ETFs logged record outflows last month but that didn’t stop investors from pumping nearly $400 million into the largest fund tracking bank loans as interest rates continue to creep higher.
PowerShares Senior Loan Portfolio (BKLN) is the largest ETF in the category with about $5.3 billion of assets. Investors have been favoring bank loan ETFs as a yield play with protection from rising rates since the funds invest in floating-rate securities. [Bank Loan ETFs Keep Growing]
BKLN is paying a 12-montn yield of 4.66%, according to manager Invesco PowerShares. [Bank Loan ETFs for Yield and Rising Rate Hedge]

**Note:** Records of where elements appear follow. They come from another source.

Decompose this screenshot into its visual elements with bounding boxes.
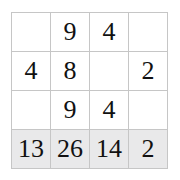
cell-r0c2[interactable]: 4 bbox=[90, 13, 128, 51]
cell-r2c2[interactable]: 4 bbox=[90, 91, 128, 129]
puzzle-grid: 9 4 4 8 2 9 4 13 26 14 2 bbox=[11, 12, 168, 169]
cell-r3c0-total: 13 bbox=[12, 130, 50, 168]
cell-r1c3[interactable]: 2 bbox=[129, 52, 167, 90]
cell-r1c2[interactable] bbox=[90, 52, 128, 90]
cell-r0c1[interactable]: 9 bbox=[51, 13, 89, 51]
cell-r0c3[interactable] bbox=[129, 13, 167, 51]
cell-r1c0[interactable]: 4 bbox=[12, 52, 50, 90]
cell-r3c3-total: 2 bbox=[129, 130, 167, 168]
cell-r3c1-total: 26 bbox=[51, 130, 89, 168]
cell-r2c1[interactable]: 9 bbox=[51, 91, 89, 129]
cell-r3c2-total: 14 bbox=[90, 130, 128, 168]
cell-r2c3[interactable] bbox=[129, 91, 167, 129]
cell-r1c1[interactable]: 8 bbox=[51, 52, 89, 90]
cell-r2c0[interactable] bbox=[12, 91, 50, 129]
cell-r0c0[interactable] bbox=[12, 13, 50, 51]
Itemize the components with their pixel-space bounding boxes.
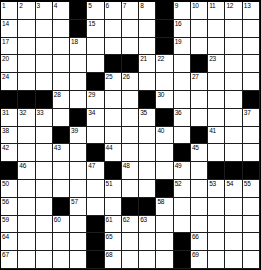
clue-number: 26 — [123, 73, 130, 81]
cell-r15c12[interactable]: 69 — [191, 251, 208, 269]
block-cell-r9c11 — [174, 144, 191, 162]
clue-number: 68 — [106, 251, 113, 259]
cell-r13c7[interactable]: 61 — [105, 216, 122, 234]
cell-r7c3[interactable]: 33 — [36, 109, 53, 127]
clue-number: 25 — [106, 73, 113, 81]
cell-r12c7[interactable] — [105, 198, 122, 216]
clue-number: 52 — [175, 180, 182, 188]
cell-r3c2[interactable] — [18, 38, 35, 56]
cell-r12c2[interactable] — [18, 198, 35, 216]
cell-r15c10[interactable] — [156, 251, 173, 269]
cell-r12c13[interactable] — [208, 198, 225, 216]
cell-r3c1[interactable]: 17 — [1, 38, 18, 56]
clue-number: 6 — [106, 2, 109, 10]
cell-r12c6[interactable] — [87, 198, 104, 216]
cell-r11c3[interactable] — [36, 180, 53, 198]
cell-r14c4[interactable] — [53, 233, 70, 251]
clue-number: 37 — [244, 109, 251, 117]
cell-r3c6[interactable] — [87, 38, 104, 56]
cell-r4c6[interactable] — [87, 55, 104, 73]
cell-r7c4[interactable] — [53, 109, 70, 127]
cell-r1c15[interactable]: 13 — [243, 2, 260, 20]
cell-r2c11[interactable]: 16 — [174, 20, 191, 38]
block-cell-r11c10 — [156, 180, 173, 198]
cell-r15c14[interactable] — [225, 251, 242, 269]
cell-r4c10[interactable]: 22 — [156, 55, 173, 73]
block-cell-r15c11 — [174, 251, 191, 269]
clue-number: 11 — [209, 2, 215, 10]
cell-r11c14[interactable]: 54 — [225, 180, 242, 198]
cell-r1c12[interactable]: 10 — [191, 2, 208, 20]
clue-number: 42 — [2, 144, 9, 152]
cell-r3c12[interactable] — [191, 38, 208, 56]
clue-number: 39 — [71, 127, 78, 135]
cell-r7c13[interactable] — [208, 109, 225, 127]
cell-r11c13[interactable]: 53 — [208, 180, 225, 198]
clue-number: 56 — [2, 198, 9, 206]
cell-r5c2[interactable] — [18, 73, 35, 91]
clue-number: 5 — [88, 2, 91, 10]
cell-r13c9[interactable]: 63 — [139, 216, 156, 234]
cell-r5c8[interactable]: 26 — [122, 73, 139, 91]
cell-r9c15[interactable] — [243, 144, 260, 162]
cell-r2c1[interactable]: 14 — [1, 20, 18, 38]
block-cell-r8c4 — [53, 127, 70, 145]
cell-r5c12[interactable]: 27 — [191, 73, 208, 91]
block-cell-r7c5 — [70, 109, 87, 127]
cell-r15c15[interactable] — [243, 251, 260, 269]
cell-r14c3[interactable] — [36, 233, 53, 251]
cell-r15c2[interactable] — [18, 251, 35, 269]
cell-r5c14[interactable] — [225, 73, 242, 91]
cell-r8c15[interactable] — [243, 127, 260, 145]
block-cell-r1c10 — [156, 2, 173, 20]
cell-r14c12[interactable]: 66 — [191, 233, 208, 251]
cell-r2c14[interactable] — [225, 20, 242, 38]
cell-r6c7[interactable] — [105, 91, 122, 109]
cell-r8c8[interactable] — [122, 127, 139, 145]
clue-number: 63 — [140, 216, 147, 224]
cell-r15c1[interactable]: 67 — [1, 251, 18, 269]
cell-r13c10[interactable] — [156, 216, 173, 234]
cell-r13c3[interactable] — [36, 216, 53, 234]
cell-r7c8[interactable] — [122, 109, 139, 127]
cell-r13c5[interactable] — [70, 216, 87, 234]
block-cell-r15c6 — [87, 251, 104, 269]
block-cell-r6c15 — [243, 91, 260, 109]
cell-r13c15[interactable] — [243, 216, 260, 234]
cell-r4c15[interactable] — [243, 55, 260, 73]
cell-r15c13[interactable] — [208, 251, 225, 269]
cell-r13c8[interactable]: 62 — [122, 216, 139, 234]
crossword-puzzle: 1234567891011121314151617181920212223242… — [0, 0, 261, 270]
clue-number: 34 — [88, 109, 95, 117]
cell-r15c9[interactable] — [139, 251, 156, 269]
cell-r9c3[interactable] — [36, 144, 53, 162]
clue-number: 66 — [192, 233, 199, 241]
block-cell-r12c9 — [139, 198, 156, 216]
clue-number: 54 — [226, 180, 233, 188]
cell-r9c5[interactable] — [70, 144, 87, 162]
block-cell-r6c1 — [1, 91, 18, 109]
clue-number: 9 — [175, 2, 178, 10]
cell-r6c5[interactable] — [70, 91, 87, 109]
cell-r3c4[interactable] — [53, 38, 70, 56]
cell-r10c4[interactable] — [53, 162, 70, 180]
cell-r14c7[interactable]: 65 — [105, 233, 122, 251]
cell-r12c3[interactable] — [36, 198, 53, 216]
clue-number: 65 — [106, 233, 113, 241]
cell-r4c3[interactable] — [36, 55, 53, 73]
block-cell-r14c6 — [87, 233, 104, 251]
clue-number: 57 — [71, 198, 78, 206]
cell-r10c12[interactable] — [191, 162, 208, 180]
cell-r7c2[interactable]: 32 — [18, 109, 35, 127]
cell-r8c6[interactable] — [87, 127, 104, 145]
cell-r8c14[interactable] — [225, 127, 242, 145]
cell-r11c9[interactable] — [139, 180, 156, 198]
cell-r4c5[interactable] — [70, 55, 87, 73]
clue-number: 61 — [106, 216, 113, 224]
cell-r10c9[interactable] — [139, 162, 156, 180]
clue-number: 46 — [19, 162, 26, 170]
cell-r1c3[interactable]: 3 — [36, 2, 53, 20]
block-cell-r7c10 — [156, 109, 173, 127]
clue-number: 8 — [140, 2, 143, 10]
cell-r2c6[interactable]: 15 — [87, 20, 104, 38]
clue-number: 2 — [19, 2, 22, 10]
cell-r15c4[interactable] — [53, 251, 70, 269]
clue-number: 18 — [71, 38, 78, 46]
cell-r9c12[interactable]: 45 — [191, 144, 208, 162]
cell-r11c11[interactable]: 52 — [174, 180, 191, 198]
cell-r6c6[interactable]: 29 — [87, 91, 104, 109]
cell-r15c8[interactable] — [122, 251, 139, 269]
cell-r14c10[interactable] — [156, 233, 173, 251]
cell-r14c14[interactable] — [225, 233, 242, 251]
cell-r7c6[interactable]: 34 — [87, 109, 104, 127]
clue-number: 60 — [54, 216, 61, 224]
cell-r5c11[interactable] — [174, 73, 191, 91]
cell-r11c8[interactable] — [122, 180, 139, 198]
cell-r10c2[interactable]: 46 — [18, 162, 35, 180]
block-cell-r4c8 — [122, 55, 139, 73]
cell-r3c5[interactable]: 18 — [70, 38, 87, 56]
cell-r2c4[interactable] — [53, 20, 70, 38]
cell-r13c12[interactable] — [191, 216, 208, 234]
cell-r9c7[interactable]: 44 — [105, 144, 122, 162]
block-cell-r10c7 — [105, 162, 122, 180]
cell-r3c13[interactable] — [208, 38, 225, 56]
clue-number: 22 — [157, 55, 164, 63]
cell-r5c13[interactable] — [208, 73, 225, 91]
cell-r6c14[interactable] — [225, 91, 242, 109]
cell-r13c4[interactable]: 60 — [53, 216, 70, 234]
cell-r12c5[interactable]: 57 — [70, 198, 87, 216]
cell-r4c1[interactable]: 20 — [1, 55, 18, 73]
block-cell-r8c12 — [191, 127, 208, 145]
clue-number: 7 — [123, 2, 126, 10]
clue-number: 45 — [192, 144, 199, 152]
cell-r5c5[interactable] — [70, 73, 87, 91]
cell-r2c13[interactable] — [208, 20, 225, 38]
clue-number: 29 — [88, 91, 95, 99]
cell-r11c12[interactable] — [191, 180, 208, 198]
clue-number: 62 — [123, 216, 130, 224]
block-cell-r10c15 — [243, 162, 260, 180]
cell-r6c8[interactable] — [122, 91, 139, 109]
cell-r9c14[interactable] — [225, 144, 242, 162]
clue-number: 14 — [2, 20, 9, 28]
cell-r13c13[interactable] — [208, 216, 225, 234]
cell-r14c13[interactable] — [208, 233, 225, 251]
clue-number: 40 — [157, 127, 164, 135]
block-cell-r2c10 — [156, 20, 173, 38]
cell-r2c8[interactable] — [122, 20, 139, 38]
cell-r12c15[interactable] — [243, 198, 260, 216]
clue-number: 67 — [2, 251, 9, 259]
clue-number: 15 — [88, 20, 95, 28]
clue-number: 48 — [123, 162, 130, 170]
cell-r2c12[interactable] — [191, 20, 208, 38]
clue-number: 10 — [192, 2, 199, 10]
clue-number: 24 — [2, 73, 9, 81]
cell-r1c2[interactable]: 2 — [18, 2, 35, 20]
cell-r7c1[interactable]: 31 — [1, 109, 18, 127]
cell-r6c13[interactable] — [208, 91, 225, 109]
block-cell-r12c4 — [53, 198, 70, 216]
clue-number: 41 — [209, 127, 216, 135]
block-cell-r3c10 — [156, 38, 173, 56]
cell-r4c13[interactable]: 23 — [208, 55, 225, 73]
block-cell-r2c5 — [70, 20, 87, 38]
cell-r2c7[interactable] — [105, 20, 122, 38]
clue-number: 20 — [2, 55, 9, 63]
cell-r7c11[interactable]: 36 — [174, 109, 191, 127]
cell-r8c3[interactable] — [36, 127, 53, 145]
cell-r7c12[interactable] — [191, 109, 208, 127]
clue-number: 13 — [244, 2, 251, 10]
cell-r9c13[interactable] — [208, 144, 225, 162]
clue-number: 47 — [88, 162, 95, 170]
clue-number: 21 — [140, 55, 147, 63]
clue-number: 35 — [140, 109, 147, 117]
clue-number: 31 — [2, 109, 9, 117]
cell-r14c2[interactable] — [18, 233, 35, 251]
cell-r11c2[interactable] — [18, 180, 35, 198]
cell-r12c14[interactable] — [225, 198, 242, 216]
clue-number: 59 — [2, 216, 9, 224]
cell-r14c5[interactable] — [70, 233, 87, 251]
clue-number: 43 — [54, 144, 61, 152]
clue-number: 50 — [2, 180, 9, 188]
cell-r5c4[interactable] — [53, 73, 70, 91]
crossword-grid: 1234567891011121314151617181920212223242… — [0, 0, 261, 270]
cell-r1c1[interactable]: 1 — [1, 2, 18, 20]
clue-number: 17 — [2, 38, 9, 46]
cell-r15c3[interactable] — [36, 251, 53, 269]
cell-r7c15[interactable]: 37 — [243, 109, 260, 127]
cell-r13c14[interactable] — [225, 216, 242, 234]
cell-r1c6[interactable]: 5 — [87, 2, 104, 20]
cell-r7c14[interactable] — [225, 109, 242, 127]
cell-r11c15[interactable]: 55 — [243, 180, 260, 198]
cell-r8c7[interactable] — [105, 127, 122, 145]
cell-r7c7[interactable] — [105, 109, 122, 127]
cell-r3c9[interactable] — [139, 38, 156, 56]
cell-r13c11[interactable] — [174, 216, 191, 234]
clue-number: 16 — [175, 20, 182, 28]
cell-r9c2[interactable] — [18, 144, 35, 162]
cell-r11c1[interactable]: 50 — [1, 180, 18, 198]
block-cell-r10c13 — [208, 162, 225, 180]
cell-r6c12[interactable] — [191, 91, 208, 109]
cell-r1c4[interactable]: 4 — [53, 2, 70, 20]
clue-number: 51 — [106, 180, 113, 188]
block-cell-r5c6 — [87, 73, 104, 91]
cell-r14c9[interactable] — [139, 233, 156, 251]
block-cell-r13c6 — [87, 216, 104, 234]
cell-r9c4[interactable]: 43 — [53, 144, 70, 162]
clue-number: 69 — [192, 251, 199, 259]
cell-r14c15[interactable] — [243, 233, 260, 251]
cell-r5c10[interactable] — [156, 73, 173, 91]
cell-r12c12[interactable] — [191, 198, 208, 216]
cell-r12c10[interactable]: 58 — [156, 198, 173, 216]
cell-r8c2[interactable] — [18, 127, 35, 145]
cell-r5c15[interactable] — [243, 73, 260, 91]
clue-number: 12 — [226, 2, 233, 10]
cell-r8c13[interactable]: 41 — [208, 127, 225, 145]
clue-number: 32 — [19, 109, 26, 117]
cell-r11c4[interactable] — [53, 180, 70, 198]
cell-r14c1[interactable]: 64 — [1, 233, 18, 251]
cell-r6c10[interactable]: 30 — [156, 91, 173, 109]
cell-r5c9[interactable] — [139, 73, 156, 91]
cell-r10c3[interactable] — [36, 162, 53, 180]
cell-r8c5[interactable]: 39 — [70, 127, 87, 145]
cell-r10c5[interactable] — [70, 162, 87, 180]
cell-r4c11[interactable] — [174, 55, 191, 73]
cell-r4c14[interactable] — [225, 55, 242, 73]
block-cell-r4c12 — [191, 55, 208, 73]
cell-r14c8[interactable] — [122, 233, 139, 251]
cell-r12c1[interactable]: 56 — [1, 198, 18, 216]
cell-r7c9[interactable]: 35 — [139, 109, 156, 127]
cell-r6c4[interactable]: 28 — [53, 91, 70, 109]
cell-r11c5[interactable] — [70, 180, 87, 198]
block-cell-r1c5 — [70, 2, 87, 20]
clue-number: 19 — [175, 38, 182, 46]
cell-r1c8[interactable]: 7 — [122, 2, 139, 20]
cell-r2c9[interactable] — [139, 20, 156, 38]
clue-number: 3 — [37, 2, 40, 10]
cell-r4c4[interactable] — [53, 55, 70, 73]
clue-number: 53 — [209, 180, 216, 188]
clue-number: 55 — [244, 180, 251, 188]
block-cell-r6c2 — [18, 91, 35, 109]
clue-number: 1 — [2, 2, 5, 10]
cell-r4c2[interactable] — [18, 55, 35, 73]
cell-r3c8[interactable] — [122, 38, 139, 56]
clue-number: 58 — [157, 198, 164, 206]
cell-r11c7[interactable]: 51 — [105, 180, 122, 198]
cell-r3c11[interactable]: 19 — [174, 38, 191, 56]
clue-number: 38 — [2, 127, 9, 135]
cell-r9c1[interactable]: 42 — [1, 144, 18, 162]
cell-r6c11[interactable] — [174, 91, 191, 109]
cell-r1c14[interactable]: 12 — [225, 2, 242, 20]
clue-number: 28 — [54, 91, 61, 99]
cell-r3c15[interactable] — [243, 38, 260, 56]
cell-r9c9[interactable] — [139, 144, 156, 162]
cell-r2c15[interactable] — [243, 20, 260, 38]
clue-number: 27 — [192, 73, 199, 81]
block-cell-r6c3 — [36, 91, 53, 109]
clue-number: 44 — [106, 144, 113, 152]
cell-r1c11[interactable]: 9 — [174, 2, 191, 20]
cell-r1c13[interactable]: 11 — [208, 2, 225, 20]
cell-r3c3[interactable] — [36, 38, 53, 56]
clue-number: 49 — [175, 162, 182, 170]
cell-r15c7[interactable]: 68 — [105, 251, 122, 269]
clue-number: 36 — [175, 109, 182, 117]
cell-r9c10[interactable] — [156, 144, 173, 162]
block-cell-r4c7 — [105, 55, 122, 73]
cell-r8c9[interactable] — [139, 127, 156, 145]
cell-r8c1[interactable]: 38 — [1, 127, 18, 145]
clue-number: 4 — [54, 2, 57, 10]
cell-r8c10[interactable]: 40 — [156, 127, 173, 145]
block-cell-r10c14 — [225, 162, 242, 180]
cell-r5c3[interactable] — [36, 73, 53, 91]
cell-r1c9[interactable]: 8 — [139, 2, 156, 20]
cell-r13c2[interactable] — [18, 216, 35, 234]
cell-r10c11[interactable]: 49 — [174, 162, 191, 180]
cell-r15c5[interactable] — [70, 251, 87, 269]
cell-r3c14[interactable] — [225, 38, 242, 56]
cell-r5c1[interactable]: 24 — [1, 73, 18, 91]
cell-r8c11[interactable] — [174, 127, 191, 145]
cell-r10c10[interactable] — [156, 162, 173, 180]
cell-r3c7[interactable] — [105, 38, 122, 56]
cell-r10c6[interactable]: 47 — [87, 162, 104, 180]
cell-r9c8[interactable] — [122, 144, 139, 162]
cell-r2c3[interactable] — [36, 20, 53, 38]
cell-r4c9[interactable]: 21 — [139, 55, 156, 73]
clue-number: 23 — [209, 55, 216, 63]
cell-r11c6[interactable] — [87, 180, 104, 198]
block-cell-r9c6 — [87, 144, 104, 162]
block-cell-r14c11 — [174, 233, 191, 251]
clue-number: 64 — [2, 233, 9, 241]
cell-r1c7[interactable]: 6 — [105, 2, 122, 20]
cell-r12c11[interactable] — [174, 198, 191, 216]
clue-number: 33 — [37, 109, 44, 117]
cell-r5c7[interactable]: 25 — [105, 73, 122, 91]
cell-r2c2[interactable] — [18, 20, 35, 38]
block-cell-r10c1 — [1, 162, 18, 180]
block-cell-r6c9 — [139, 91, 156, 109]
cell-r10c8[interactable]: 48 — [122, 162, 139, 180]
cell-r13c1[interactable]: 59 — [1, 216, 18, 234]
clue-number: 30 — [157, 91, 164, 99]
block-cell-r12c8 — [122, 198, 139, 216]
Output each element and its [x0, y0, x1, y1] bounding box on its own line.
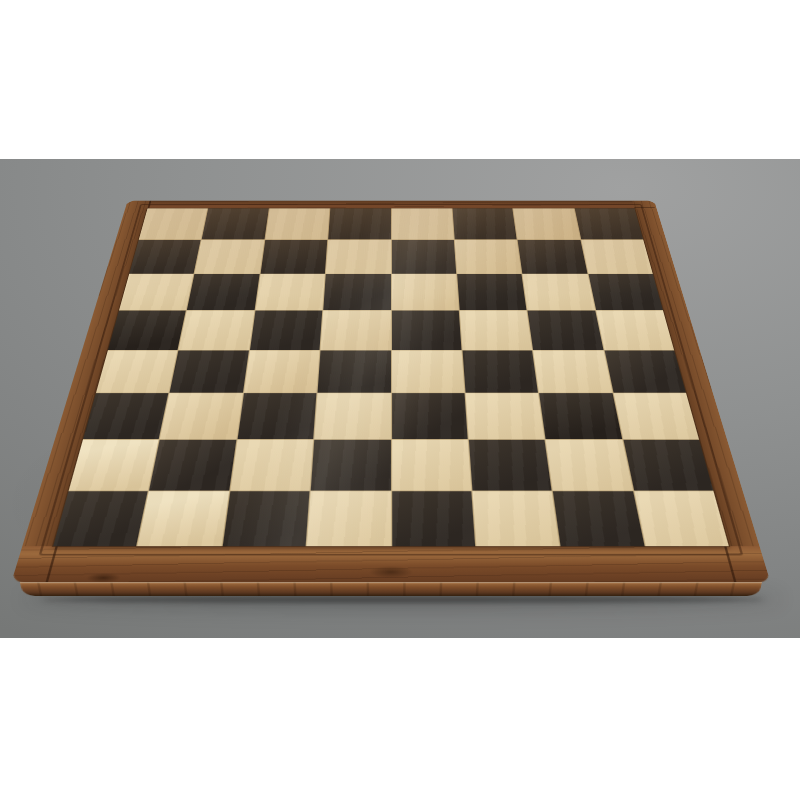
square-d6	[323, 274, 390, 310]
square-b6	[187, 274, 259, 310]
square-e6	[391, 274, 458, 310]
square-e3	[392, 393, 468, 439]
square-h5	[596, 311, 674, 350]
square-c2	[230, 440, 313, 490]
square-f8	[452, 208, 516, 239]
square-e5	[391, 311, 461, 350]
square-d1	[307, 491, 390, 546]
square-b7	[195, 240, 264, 273]
square-c8	[265, 208, 329, 239]
square-a1	[53, 491, 148, 546]
square-c6	[255, 274, 325, 310]
square-g1	[553, 491, 644, 546]
square-b3	[160, 393, 243, 439]
square-f2	[469, 440, 552, 490]
square-h7	[581, 240, 653, 273]
square-g4	[533, 350, 612, 392]
square-a2	[69, 440, 159, 490]
playing-area	[53, 208, 729, 546]
square-h6	[588, 274, 663, 310]
square-e7	[391, 240, 456, 273]
frame-joint-seam-bottom-left	[46, 546, 58, 582]
square-d5	[321, 311, 391, 350]
frame-rail-top	[125, 201, 656, 209]
square-e8	[391, 208, 453, 239]
square-a4	[96, 350, 178, 392]
chess-board	[11, 201, 770, 583]
square-a3	[83, 393, 169, 439]
board-front-edge	[20, 582, 762, 596]
square-e4	[391, 350, 464, 392]
square-f5	[460, 311, 533, 350]
gray-surface-backdrop	[0, 159, 800, 638]
frame-rail-right	[632, 201, 770, 583]
frame-rail-left	[11, 201, 149, 583]
square-e2	[392, 440, 472, 490]
square-g3	[539, 393, 622, 439]
square-c4	[244, 350, 320, 392]
square-a7	[129, 240, 201, 273]
square-b4	[170, 350, 249, 392]
perspective-scene	[0, 159, 800, 638]
square-h3	[613, 393, 699, 439]
square-c3	[237, 393, 316, 439]
square-a5	[108, 311, 186, 350]
square-f6	[457, 274, 527, 310]
square-d4	[318, 350, 391, 392]
square-d8	[328, 208, 390, 239]
board-top-face	[11, 201, 770, 583]
square-g6	[523, 274, 595, 310]
square-b8	[202, 208, 269, 239]
square-d2	[311, 440, 391, 490]
square-g2	[546, 440, 633, 490]
white-letterbox-bottom	[0, 638, 800, 800]
square-g7	[518, 240, 587, 273]
square-b2	[149, 440, 236, 490]
square-h4	[604, 350, 686, 392]
square-c5	[250, 311, 323, 350]
square-h8	[574, 208, 643, 239]
frame-rail-bottom	[11, 546, 770, 582]
square-f7	[455, 240, 522, 273]
square-d3	[314, 393, 390, 439]
white-letterbox-top	[0, 0, 800, 159]
square-g8	[513, 208, 580, 239]
square-h1	[634, 491, 729, 546]
square-g5	[528, 311, 603, 350]
square-f4	[462, 350, 538, 392]
frame-joint-seam-bottom-right	[724, 546, 736, 582]
square-h2	[623, 440, 713, 490]
square-c1	[222, 491, 309, 546]
square-d7	[326, 240, 391, 273]
square-a8	[139, 208, 208, 239]
square-f1	[472, 491, 559, 546]
square-e1	[392, 491, 475, 546]
square-c7	[260, 240, 327, 273]
square-a6	[119, 274, 194, 310]
square-b1	[138, 491, 229, 546]
square-b5	[179, 311, 254, 350]
product-photo-canvas	[0, 0, 800, 800]
square-f3	[465, 393, 544, 439]
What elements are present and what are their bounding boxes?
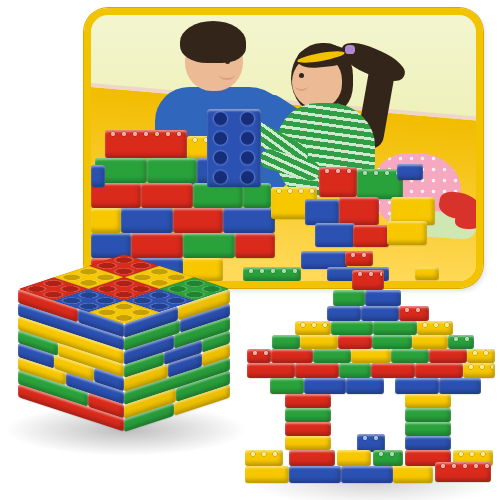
brick-G bbox=[147, 158, 197, 183]
brick-Y bbox=[463, 363, 495, 378]
brick-R bbox=[399, 306, 429, 321]
brick-R bbox=[235, 233, 275, 258]
brick-R bbox=[319, 167, 357, 197]
brick-R bbox=[289, 450, 335, 466]
brick-G bbox=[313, 349, 351, 363]
brick-G bbox=[391, 349, 429, 363]
brick-R bbox=[435, 462, 491, 482]
brick-R bbox=[285, 394, 331, 408]
brick-B bbox=[121, 208, 173, 233]
brick-R bbox=[371, 363, 415, 378]
brick-R bbox=[247, 363, 295, 378]
brick-B bbox=[315, 223, 355, 247]
brick-B bbox=[395, 378, 439, 394]
brick-R bbox=[352, 270, 384, 290]
brick-Y bbox=[467, 349, 495, 363]
block-archway bbox=[245, 268, 497, 490]
brick-R bbox=[339, 197, 379, 225]
brick-R bbox=[353, 225, 389, 247]
brick-B bbox=[405, 436, 451, 450]
brick-Y bbox=[351, 349, 391, 363]
brick-G bbox=[405, 408, 451, 422]
brick-Y bbox=[285, 436, 331, 450]
brick-G bbox=[405, 422, 451, 436]
block-cube bbox=[12, 254, 240, 444]
brick-G bbox=[373, 450, 403, 466]
brick-B bbox=[397, 164, 423, 180]
scene bbox=[0, 0, 500, 500]
brick-Y bbox=[295, 321, 331, 335]
brick-R bbox=[285, 422, 331, 436]
brick-Y bbox=[337, 450, 371, 466]
brick-R bbox=[271, 349, 313, 363]
brick-B bbox=[223, 208, 275, 233]
brick-B bbox=[304, 378, 346, 394]
brick-G bbox=[373, 321, 417, 335]
brick-G bbox=[272, 335, 300, 349]
brick-G bbox=[285, 408, 331, 422]
brick-Y bbox=[387, 221, 427, 245]
brick-Y bbox=[245, 466, 289, 483]
brick-G bbox=[372, 335, 412, 349]
brick-B bbox=[327, 306, 361, 321]
brick-R bbox=[415, 363, 463, 378]
brick-Y bbox=[405, 394, 451, 408]
brick-R bbox=[429, 349, 467, 363]
brick-B bbox=[341, 466, 393, 483]
brick-B bbox=[289, 466, 341, 483]
brick-G bbox=[331, 321, 373, 335]
brick-Y bbox=[300, 335, 338, 349]
brick-R bbox=[105, 130, 187, 158]
brick-B bbox=[365, 290, 401, 306]
brick-B bbox=[361, 306, 399, 321]
brick-R bbox=[173, 208, 223, 233]
brick-Y bbox=[245, 450, 283, 466]
brick-G bbox=[339, 363, 371, 378]
brick-R bbox=[345, 251, 373, 266]
brick-B bbox=[346, 378, 384, 394]
brick-R bbox=[247, 349, 271, 363]
brick-B bbox=[305, 199, 339, 225]
brick-G bbox=[448, 335, 474, 349]
product-photo bbox=[84, 8, 483, 288]
brick-R bbox=[141, 183, 193, 208]
brick-R bbox=[338, 335, 372, 349]
brick-Y bbox=[412, 335, 448, 349]
brick-B bbox=[207, 109, 261, 187]
brick-G bbox=[333, 290, 365, 306]
brick-Y bbox=[393, 466, 433, 483]
brick-B bbox=[439, 378, 481, 394]
brick-Y bbox=[91, 208, 121, 233]
brick-R bbox=[295, 363, 339, 378]
brick-Y bbox=[417, 321, 453, 335]
brick-B bbox=[91, 165, 105, 187]
photo-blocks bbox=[91, 15, 476, 281]
brick-G bbox=[270, 378, 304, 394]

BKLN gathered $399.2 million of net inflows in August, according to IndexUniverse data. The other senior loan ETFs also saw net inflows, while the overall business experienced record redemptions. [Vanguard Sidesteps Record Monthly Outflow for ETFs]
In fact, BKLN is one of the best-selling ETFs in 2013, pulling in nearly $3.9 billion.
“Interest rates have ticked up this year as the economy has continued to gradually improve and, more recently, in response to the Federal Reserve’s signal that it may reduce the pace of its bond purchases. During this span, BKLN has performed exactly as expected. Rising rates have had very little effect on the price of bank loans, given that their duration tends to be very near zero,” says Morningstar analyst Timothy Strauts in a report on the ETF. [Treasury ETFs Drop as 10-Year Yield Nears 3%]
The sector’s biggest risk is the potential for a U.S. recession in the near future, which could trigger defaults in low-credit-quality senior loans. “Bank loans are denoted as ‘high yield’ in large part because the firms issuing them are highly leveraged,” Strauts notes.